Jersey Shore’s own DJ Pauly D warmed up the crowd with his big-room-house remixes of current Top 40 fare (Bruno Mars, Robin Thicke and the like) paired with classic hits (Joan Jett, Journey).

Veering away from his actor-turned-popstar past, Jesse McCartney hit the stage clad in a royal blue blazer, skinny black tie and Ray Bans, and accompanied by a full band and two backup dancers. Ditching his former highlighted, Bieber-esque do for a darker slicked-back mane, McCartney serenaded the crown with R&B-pop fusion tunes, including “So Cool,” “How Do You Sleep,” “Back Together” and (his set closer and biggest hit), “Beautiful Soul.”

A little after 9 p.m., the amphitheater erupted in high-pitched screams as the stage lights flared and all five original BSB members — A.J. McLean, Howie Dorough, Nick Carter, Kevin Richardson and Brian Littrell in matching white suits — made their grand entrance via gigantic illuminated stairs and performed “Larger Than Life.” Excluding A.J. (who stepped up his beard/tattoo quotient), each member looked exactly as I remembered they did from more than a decade ago.

After delivering ballad, “Incomplete,” Nick — apparently a hardcore Bucs fan — professed his love for the city of Tampa, where he grew up, saying, “I know you…and you look more beautiful than ever.” He then launched into a new track, “Permanent Stain,” which very well could've been ripped from a One Republic album. That being said, the number proved Backstreet has definitely developed their aesthetic beyond pop hooks and synchronized dance moves. As a further testament to their maturity, A.J. introduced “Show ‘Em What You’re Made Of” as a song he and Kevin wrote for their children.

After a performance of their hit, “All I Have to Give,” the Boys took a brief costume change break, reappearing in matching leather vests and jackets, and cycling through more of the set. A low-fi, synthy track called “Breathe” (inspired by the film Drive) was a definite standout and surprise, its mellow vocals and electronic beat an atypical turn for the Backstreet Boys.

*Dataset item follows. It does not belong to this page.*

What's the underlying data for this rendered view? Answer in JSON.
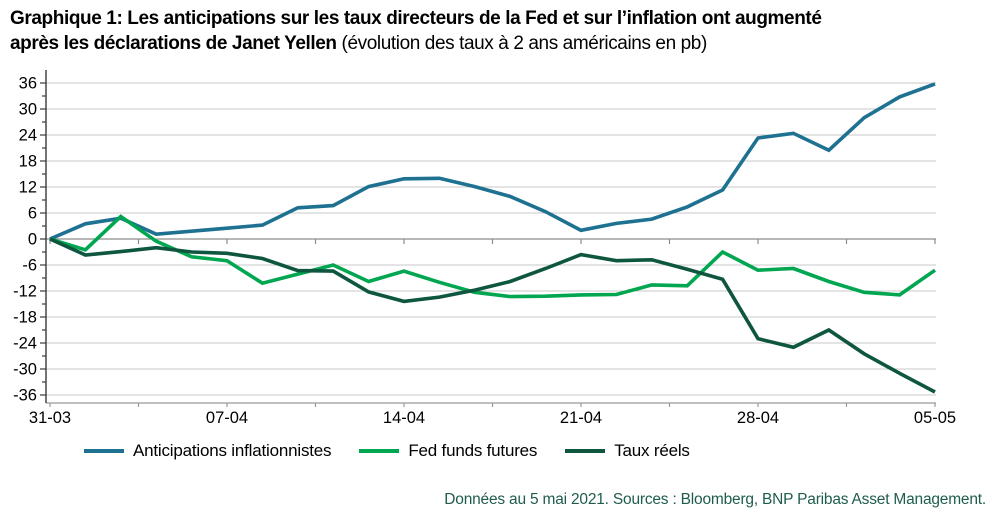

I'd hoped to be surprised and impressed by the Backstreet Boys performance, and I was, especially after an acoustic interlude that found Brian and Nick playing acoustic guitars, Howie an acoustic bass, A.J. a drum box, and Kevin on keys for the track “10,000 Promises.” The result was a sincere, soulful moment, leaving no doubt in my mind that these five men are supremely talented and are capable of recognizing and utilizing their two biggest strengths — R&B harmonies and plenty of charisma. Their acoustic version of “Quit Playing Games (With My Heart)” drew the entire amphitheater into a sing along.

After another costume change — all members reappeared in alternating red, white and black outfits — the group delivered “I’ll Be the One” and “Love Somebody,” the backdrop of lighting effects rivaling that of Avicii or Tiesto.

The group's disappearance offstage prompted crowd-wide chanting and stomping and a deafening roar followed their re-emergence for the encore, which included with BSB's first and biggest hit, “As Long as You Love Me,” and “Everybody (Backstreet’s Back).” Sounding identical to the studio version of the track and featuring dance moves from the music video, it was a fitting finish to the show.

Leaving the amphitheater, I felt as though I'd experienced something worthwhile. These five men —- who've ascended to superstardom and then fallen from grace only to enjoy another rise this year — are continuing to pack arenas and amphitheaters with music outside the constraints of labels, writers or producers, and allowed everyone in attendance the chance to relive a more carefree, precious part of our pasts.